US-Beamter genehmigt keinen Verkauf von Nvidia H200-Chips nach China

Trotz gelockerten US-Versandbeschränkungen für KI-Prozessoren hat Nvidia bislang keine H200-Chips nach China verkauft. Ein hochrangiger US-Beamter für Exportkontrollen gab dies gegenüber Bloomberg bekannt, was auf die steigenden Kosten der Unsicherheit in der US-Politik hinweist.
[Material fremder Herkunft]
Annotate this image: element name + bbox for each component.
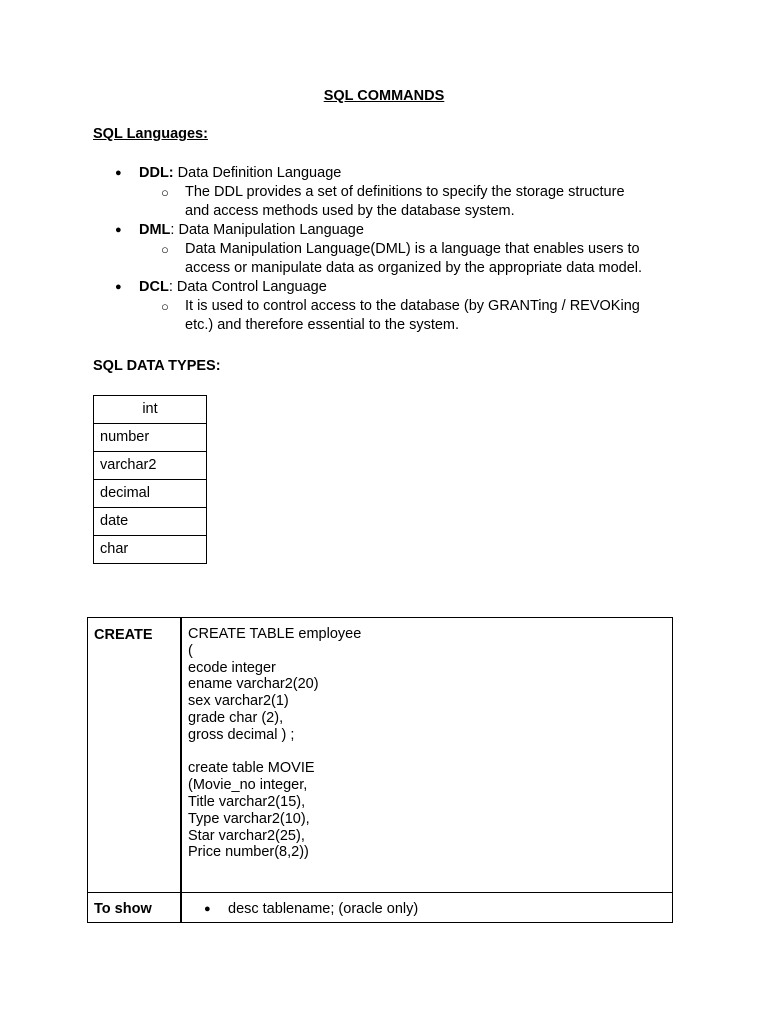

David Peters, der stellvertretende Secretary für Exportkontrolle im US-Handelsministerium, erklärte vor dem Ausschuss für auswärtige Angelegenheiten des Hauses, dass bisher keine Genehmigungen für den Verkauf von H200-Chips an China vorliegen.
Analysten betonen, dass diese Situation die widersprüchliche Strategie der USA verdeutlicht, den technologischen Aufstieg Chinas einzudämmen und gleichzeitig von dessen Markt zu profitieren. Diese Unsicherheit könnte Nvidias Wettbewerbsfähigkeit sowohl in China als auch auf dem globalen Markt gefährden.
Obwohl Peters nicht am Lizenzierungsprozess beteiligt ist, werfen seine Äußerungen einen seltenen Blick auf die Praktiken des Bureau of Industry and Security, das die erforderlichen US-Zulassungen für den Export sensibler Technologien überwacht.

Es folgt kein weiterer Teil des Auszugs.